Monday, October 10, 2016

The Familiar Volume Three Book Review

by The Wanderer

Author: Mark Z. Danielewski
Publisher: Pantheon
Genre: Science Fiction
Series: Familiar Volume Three: Honeysuckle and Pain
Pages: 880

Buy on Amazon!

(Spoilers for The Familiar Volumes 1 - 2).

It just keeps getting better. Slowly ... but surely ... but strangely. Here is what the characters from The Familiar are currently up to ...

  1.  Xanther - continues to remain attached to her cat, but is now suffering from lapses of deteriorating mental health. Close relationships with her mother and especially her twin step siblings are becoming troubled.
  2. Astair - is obsessed with writing her thesis, while hoping to figure out why Xanther's cat is more that it seems.
  3. Anwar - continues to worry about the family's finances, while continuing to work on a coding project from a suspicious employer.
  4. Jingjing - is preparing to head to Los Angeles to find his aunt's cat.
  5. Isandorno - is dealing with internal issues within the Mayor's organization.
  6. Shnorhk - continues to drive his cab, until a strange occurrence makes it's way into his life, too.
  7. Ozgur - obsesses about Elaine and past relationships, while investigating a new grisly death.
  8. Cas - now with Mephisto continues her run across the country.
  9. Luther - is living an extravagant and dangerous lifestyle now that he's more closely associated with Teyo.
 A full length novel is probably one of the most difficult art-forms to generate any kind fear or "scariness" from. I've read creepy short stories and novellas, but a full length novel is whole other order. House of Leaves remains the only book that's ever really scared, me or at least messed with my head to the point where it started to affect the way I acted around my house. Honeysuckle and Pain really seems to step up the fear element. It doesn't surpass House of Leaves, but it's sowing some seeds that certainly have me believing that some where in the next twenty-four volumes that it could. 

Xanther is still the star, and a lot of the "strangeness" that's happening around her falls somewhere between fascinating and terrifying. As a character, Danielewski makes her so easy to empathize with. One of her standout scenes is a flashback sequence where she remembers spending her birthday with her biological father at a waste treatment facility.

Cas, Luther, Isandorno, and Jingjing's plots move forward in small increments. Isandorno's witnessing of the Mayor's brutality in Into the Forest establishes him as an absolutely psychopathic villain. Teyo also enters the story as a link that could potentially bring together Luther, Isandorno, or Ozgur in the future. The Mephisto reveal at the end of Into the Forest was a great way to end the story, and tie Anwar into whatever Cas's mixed into.

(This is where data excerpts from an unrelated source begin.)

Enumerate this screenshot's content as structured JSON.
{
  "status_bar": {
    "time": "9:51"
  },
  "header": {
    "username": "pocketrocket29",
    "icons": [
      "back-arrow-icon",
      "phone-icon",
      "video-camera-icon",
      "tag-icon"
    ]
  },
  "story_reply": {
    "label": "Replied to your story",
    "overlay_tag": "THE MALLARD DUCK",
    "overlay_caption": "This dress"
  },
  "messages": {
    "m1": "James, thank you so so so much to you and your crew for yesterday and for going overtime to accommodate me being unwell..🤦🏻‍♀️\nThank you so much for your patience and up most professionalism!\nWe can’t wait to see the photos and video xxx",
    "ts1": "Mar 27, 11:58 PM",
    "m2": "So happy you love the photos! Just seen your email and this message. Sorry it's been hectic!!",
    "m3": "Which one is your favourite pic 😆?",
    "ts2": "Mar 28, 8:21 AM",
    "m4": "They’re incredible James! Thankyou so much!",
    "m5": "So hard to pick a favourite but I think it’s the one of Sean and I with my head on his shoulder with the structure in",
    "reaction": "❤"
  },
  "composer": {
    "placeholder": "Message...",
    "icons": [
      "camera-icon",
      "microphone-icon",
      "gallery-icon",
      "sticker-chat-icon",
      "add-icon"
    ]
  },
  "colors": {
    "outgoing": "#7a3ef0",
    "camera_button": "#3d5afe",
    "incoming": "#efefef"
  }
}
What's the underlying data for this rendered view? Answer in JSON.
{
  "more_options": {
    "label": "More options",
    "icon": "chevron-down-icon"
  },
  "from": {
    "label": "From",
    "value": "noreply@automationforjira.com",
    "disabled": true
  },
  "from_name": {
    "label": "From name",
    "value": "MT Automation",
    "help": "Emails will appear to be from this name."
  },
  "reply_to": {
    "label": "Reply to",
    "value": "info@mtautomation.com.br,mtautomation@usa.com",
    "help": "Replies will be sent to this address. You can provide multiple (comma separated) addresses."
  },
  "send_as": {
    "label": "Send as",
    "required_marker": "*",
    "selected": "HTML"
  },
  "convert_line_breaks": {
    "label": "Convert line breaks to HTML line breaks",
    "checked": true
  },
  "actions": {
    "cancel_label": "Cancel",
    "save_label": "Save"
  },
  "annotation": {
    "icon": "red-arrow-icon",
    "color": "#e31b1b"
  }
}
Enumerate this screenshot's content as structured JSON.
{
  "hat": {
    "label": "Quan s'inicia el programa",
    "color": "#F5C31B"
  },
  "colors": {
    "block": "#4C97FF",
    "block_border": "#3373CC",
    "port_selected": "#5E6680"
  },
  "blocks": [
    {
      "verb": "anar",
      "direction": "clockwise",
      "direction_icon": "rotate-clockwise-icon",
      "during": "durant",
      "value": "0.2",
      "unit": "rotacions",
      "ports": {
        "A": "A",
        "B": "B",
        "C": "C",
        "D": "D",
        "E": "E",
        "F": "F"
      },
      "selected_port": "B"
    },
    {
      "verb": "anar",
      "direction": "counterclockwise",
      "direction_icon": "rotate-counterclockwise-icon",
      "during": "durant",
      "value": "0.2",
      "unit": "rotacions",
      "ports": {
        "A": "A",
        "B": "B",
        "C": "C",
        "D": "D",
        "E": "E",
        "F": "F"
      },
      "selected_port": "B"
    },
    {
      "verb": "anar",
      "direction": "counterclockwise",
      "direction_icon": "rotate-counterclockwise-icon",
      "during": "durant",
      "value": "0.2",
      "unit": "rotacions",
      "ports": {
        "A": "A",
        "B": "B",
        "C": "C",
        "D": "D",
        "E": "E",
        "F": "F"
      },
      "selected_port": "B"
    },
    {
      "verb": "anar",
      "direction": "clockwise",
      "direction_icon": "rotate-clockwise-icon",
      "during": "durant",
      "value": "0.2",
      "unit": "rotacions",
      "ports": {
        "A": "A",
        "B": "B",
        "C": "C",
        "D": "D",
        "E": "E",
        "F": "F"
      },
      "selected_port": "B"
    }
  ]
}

Some new mysteries make there way into the plot, too via Shnorhk and Ozgur. While Ozgur's is another murder, the gruesome details of the murder are unnatural. How that's going to play into the other eight narratives, is only anyone's guess, but one can't help and think of Xanther's cat. I guess you could say not a whole lot happens to Shnorhk. He has an awesome set of rules that he explains in detail about making left turns at lights, which just about any sane driver can relate to.  But in terms of the mysterious, his story makes a callback to Xanther's in One Rainy Day in May.

I'm loving The Familiar. Points for character intersections are now set up for almost everyone, and as the story slowly starts merging different plots, the pacing and action and especially tension makes 800 plus pages go by in a hurry.